The week in development

This is a nice analysis of digital Africa. West African fisheries are threatened by overfishing. Walter Rodney is still relevant. Nobody will ever agree whether COVID lockdowns are worth it. Read this investigation of the abuse of Ethiopian domestic workers in Lebanon. Silicon Valley has deep pockets for African startups – if you’re not African.

Judd Devermont, Aubrey Hruby, and W. Gyude Moore urge the US not to repeat Trump’s mistake on trade with African nations. The Hewlett Foundation has re-ignited the debate over the meaning of global development (see responses in thread too).

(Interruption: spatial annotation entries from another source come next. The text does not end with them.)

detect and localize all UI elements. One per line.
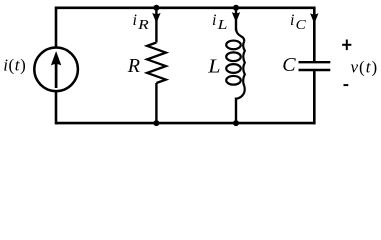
svg-text:R: R — [127, 55, 140, 77]
svg-text:iR: iR — [133, 12, 150, 33]
resistor R zigzag — [147, 43, 166, 84]
wire R branch lower — [155, 83, 157, 123]
svg-text:v(t): v(t) — [351, 57, 379, 76]
current source i(t) circle — [34, 48, 78, 92]
wire R branch upper — [155, 8, 157, 43]
capacitor C top plate — [299, 61, 331, 63]
node top-L junction dot — [233, 5, 239, 11]
node bottom-L junction dot — [233, 120, 239, 126]
i_L current arrowhead — [232, 12, 240, 22]
wire left edge lower segment — [55, 91, 58, 124]
plus sign — [342, 40, 351, 51]
node top-R junction dot — [153, 5, 159, 11]
node bottom-R junction dot — [153, 120, 159, 126]
i_R current arrowhead — [152, 13, 160, 23]
wire right edge lower (C branch) — [313, 70, 316, 124]
inductor L coil — [226, 29, 245, 99]
wire right edge upper (C branch) — [313, 7, 316, 63]
minus sign — [344, 84, 349, 86]
wire bottom rail — [56, 122, 314, 125]
i_C current arrowhead — [310, 13, 318, 23]
svg-text:i(t): i(t) — [3, 55, 26, 74]
wire left edge upper segment — [55, 7, 58, 49]
svg-text:L: L — [207, 55, 220, 77]
svg-text:C: C — [282, 54, 296, 76]
svg-text:iC: iC — [290, 12, 307, 33]
svg-text:iL: iL — [212, 12, 228, 33]
current source arrow — [51, 51, 61, 88]
wire top rail — [56, 7, 314, 10]
capacitor C bottom plate — [299, 69, 331, 71]
wire L branch upper — [235, 8, 237, 31]
wire L branch lower — [235, 98, 237, 124]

Check out these African politics podcasts.

MIASA Publishing workshop

The MIASA Publishing Workshop for African scholars, jointly organised by Africa Spectrum(published by the GIGA Institute for African Affairs) and the Contemporary Journal of African Studies (published by the Institute of African Studies at the University of Ghana), will take place virtually on 21 and 22 October 2021. The workshop will also benefit from collaboration with the African Studies Association of Africa. Scholars can apply by July 15 using this link.

Daily life

Yum: black cod with yucca mousse. Read about Gus Edwards’ journey from Liberia to the NFL. Cameroonian films are coming to Netflix. Mabi Thobejane is the master drummer. Njera. The Pan-African Pantheon looks awesome. Faiza is Mogadishu’s favorite barista. Rolex!

RIP Kenneth Kaunda, a giant of African politics.